A verdade é que o mês de abril tem sido marcado por uma sucessão de acontecimentos inéditos no mercado de eletricidade: os preços grossistas médios estão em mínimos históricos de vários anos, assistimos a preços negativos pela primeira vez, vemos produtores a pagar para injetar eletricidade na rede e centrais solares a parar de produzir.
Mas o que explica tudo isto e serão estas boas ou más notícias?
Lamentavelmente, não há uma resposta simples.
A queda dos preços grossistas é em muito explicada pela produção acima da média de energia com origem renovável, sobretudo hídrica e eólica. Em Portugal, no primeiro trimestre de 2024, a energia renovável abasteceu 89% do consumo, o valor mais elevado desde 1978 para este trimestre. Isto ajuda a perceber por que motivo março teve o preço médio mais baixo no mercado grossista de eletricidade em quase quatro anos. A juntar a isto, começámos abril com um novo marco histórico: a 5 de abril, o Mibel (mercado ibérico de eletricidade, criado em 2007), registou pela primeira vez preços negativos. O que é que isto significa? Que houve produtores dispostos a pagar para injetar eletricidade na rede (tipicamente, são centrais termoelétricas, nas quais os custos de parar a produção são mais elevados do que pagar o preço negativo durante algumas horas para continuarem a operar). Por outro lado, neste dia houve também outro acontecimento inédito: várias centrais solares pararam de produzir durante algumas horas, para equilibrar o excesso de produção face ao consumo existente. Se durante muitos anos não aproveitávamos a energia solar porque não tínhamos como o fazer, em 2024 temos excelentes condições para produzir eletricidade a partir da energia solar, mas temos as centrais a parar, por não termos o que fazer com tanta produção. Vivemos, com isto, um momento marcante no mercado da eletricidade, que nos obriga a pensar sobre o futuro da energia, a sua produção e o seu consumo.
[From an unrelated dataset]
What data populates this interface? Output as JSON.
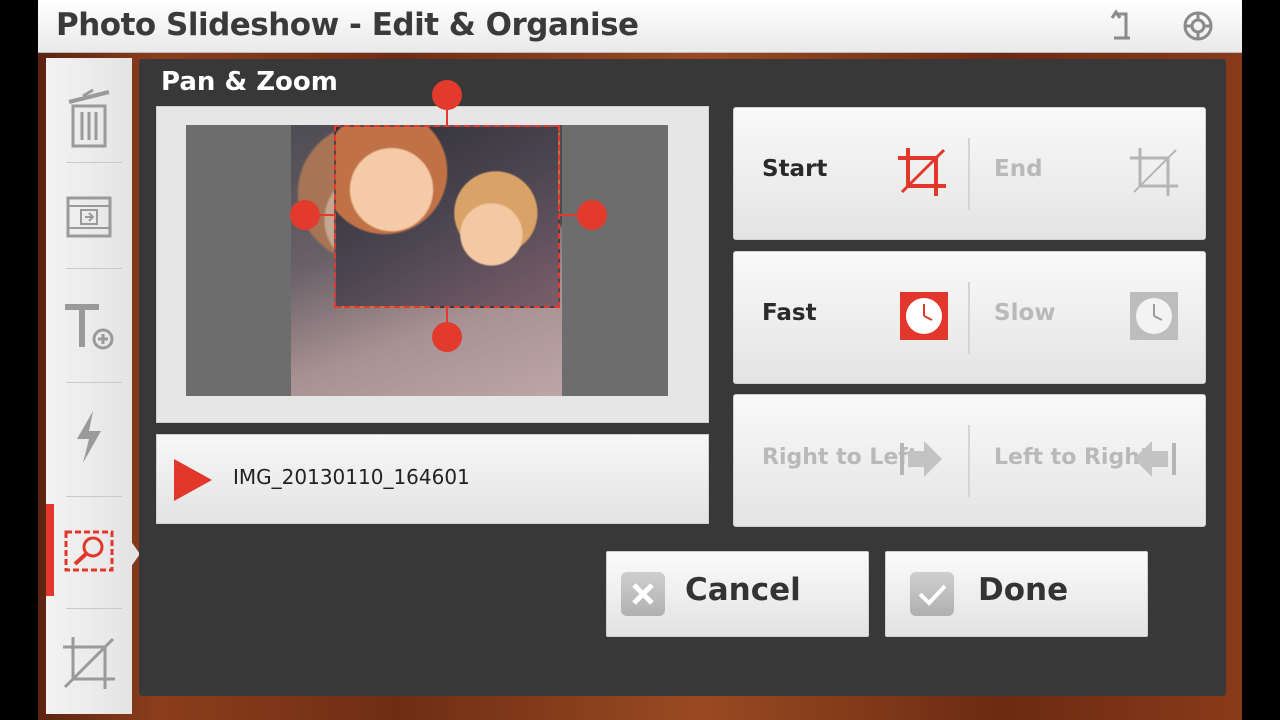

Perante isto, o que se pode esperar nos próximos meses? Muito provavelmente, fruto das condições meteorológicas, continuaremos com elevados níveis de produção de energias renováveis em abril e maio, pelo que continuaremos com preços grossistas na Península Ibérica muito baixos. Ainda assim, espera-se que no 2º semestre comece a haver uma estabilização, e os valores aumentem, ainda que mais baixos do que a média de 2023.
Se estes factos podem representar boas notícias para as famílias que tenham tarifas indexadas de eletricidade, ao verem as suas faturas de eletricidade reduzir, é inegável que representam também uma mudança no paradigma do mercado, que nos deve dar que pensar e olhar com expectativa para o que será o futuro do mercado grossista de eletricidade a nível nacional, ibérico e europeu.
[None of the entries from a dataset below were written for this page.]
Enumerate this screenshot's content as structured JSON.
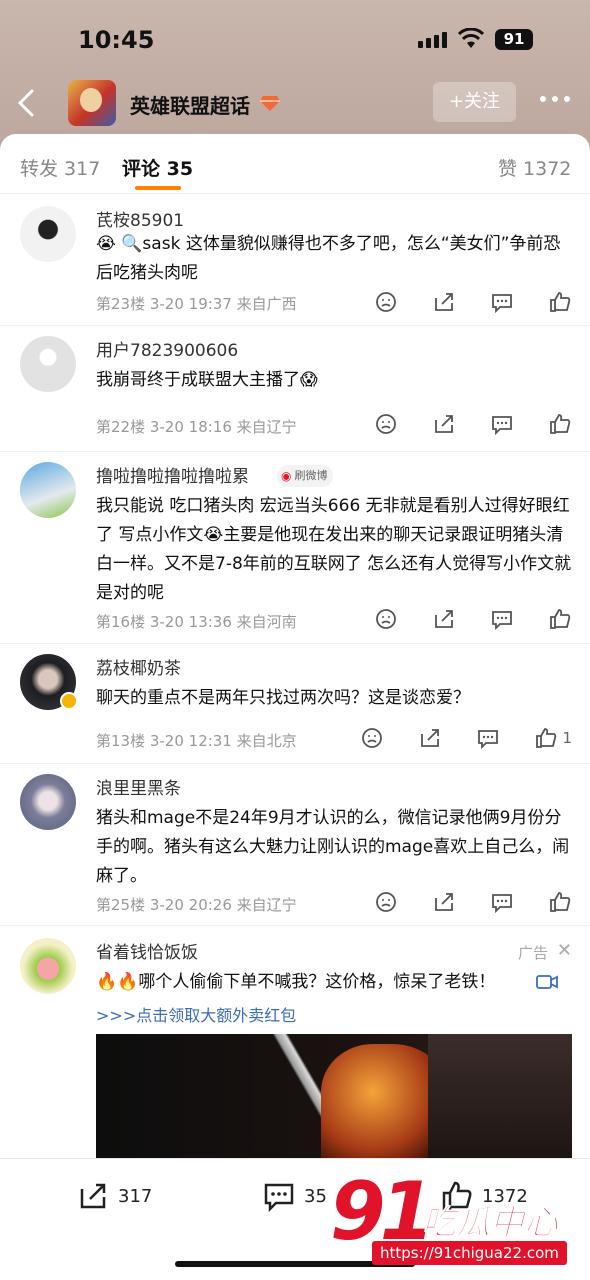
{
  "status_bar": {
    "time": "10:45",
    "battery": "91"
  },
  "nav": {
    "topic_title": "英雄联盟超话",
    "follow_label": "+关注"
  },
  "tabs": {
    "repost": "转发 317",
    "comments": "评论 35",
    "likes": "赞 1372"
  },
  "comments": [
    {
      "user": "芪桉85901",
      "text": "😭 🔍sask 这体量貌似赚得也不多了吧，怎么“美女们”争前恐后吃猪头肉呢",
      "meta": "第23楼 3-20 19:37 来自广西",
      "likes": ""
    },
    {
      "user": "用户7823900606",
      "text": "我崩哥终于成联盟大主播了😱",
      "meta": "第22楼 3-20 18:16 来自辽宁",
      "likes": ""
    },
    {
      "user": "撸啦撸啦撸啦撸啦累",
      "tag": "刷微博",
      "text": "我只能说 吃口猪头肉 宏远当头666 无非就是看别人过得好眼红了 写点小作文😭主要是他现在发出来的聊天记录跟证明猪头清白一样。又不是7-8年前的互联网了 怎么还有人觉得写小作文就是对的呢",
      "meta": "第16楼 3-20 13:36 来自河南",
      "likes": ""
    },
    {
      "user": "荔枝椰奶茶",
      "text": "聊天的重点不是两年只找过两次吗？这是谈恋爱？",
      "meta": "第13楼 3-20 12:31 来自北京",
      "likes": "1"
    },
    {
      "user": "浪里里黑条",
      "text": "猪头和mage不是24年9月才认识的么，微信记录他俩9月份分手的啊。猪头有这么大魅力让刚认识的mage喜欢上自己么，闹麻了。",
      "meta": "第25楼 3-20 20:26 来自辽宁",
      "likes": ""
    }
  ],
  "ad": {
    "user": "省着钱恰饭饭",
    "label": "广告",
    "text": "🔥🔥哪个人偷偷下单不喊我？这价格，惊呆了老铁！",
    "link": ">>>点击领取大额外卖红包"
  },
  "bottom_bar": {
    "repost_count": "317",
    "comment_count": "35",
    "like_count": "1372"
  },
  "watermark": {
    "big": "91",
    "cn": "吃瓜中心",
    "url": "https://91chigua22.com"
  },
  "colors": {
    "accent": "#ff8200",
    "link": "#3b6db5",
    "watermark": "#e0132b"
  }
}
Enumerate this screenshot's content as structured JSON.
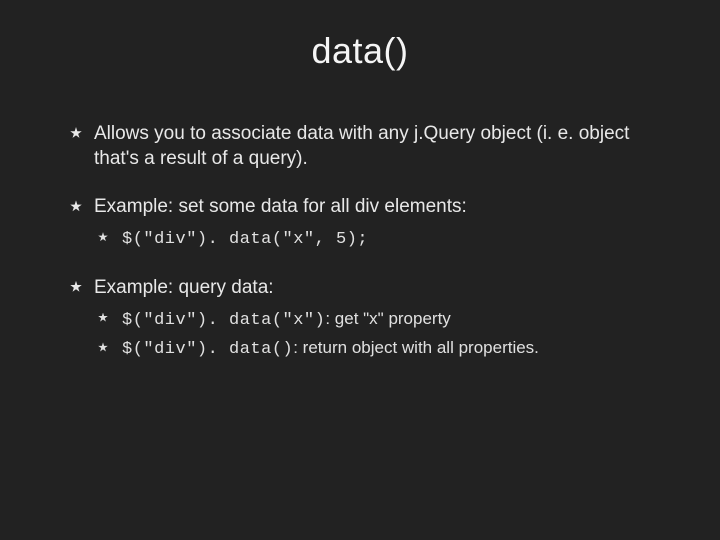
{
  "title": "data()",
  "bullets": {
    "b1": "Allows you to associate data with any j.Query object (i. e. object that's a result of a query).",
    "b2": "Example: set some data for all div elements:",
    "b2_sub1_code": "$(\"div\"). data(\"x\", 5);",
    "b3": "Example: query data:",
    "b3_sub1_code": "$(\"div\"). data(\"x\")",
    "b3_sub1_text": ": get \"x\" property",
    "b3_sub2_code": "$(\"div\"). data()",
    "b3_sub2_text": ": return object with all properties."
  }
}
Finalmente é importante salientar que a produção de eletricidade tem um custo, evidentemente, e que é bem diferente de zero.
Isto representa um problema que terá de ser enfrentado com urgência e coragem, pois dificilmente se encontrarão investidores interessados em projetos com remuneração tão baixa ao longo da vida útil que não compense o investimento inicial.
É um tema muito sério, que interessa a todos, de produtores a consumidores finais, e dará muito que falar nos próximos tempos.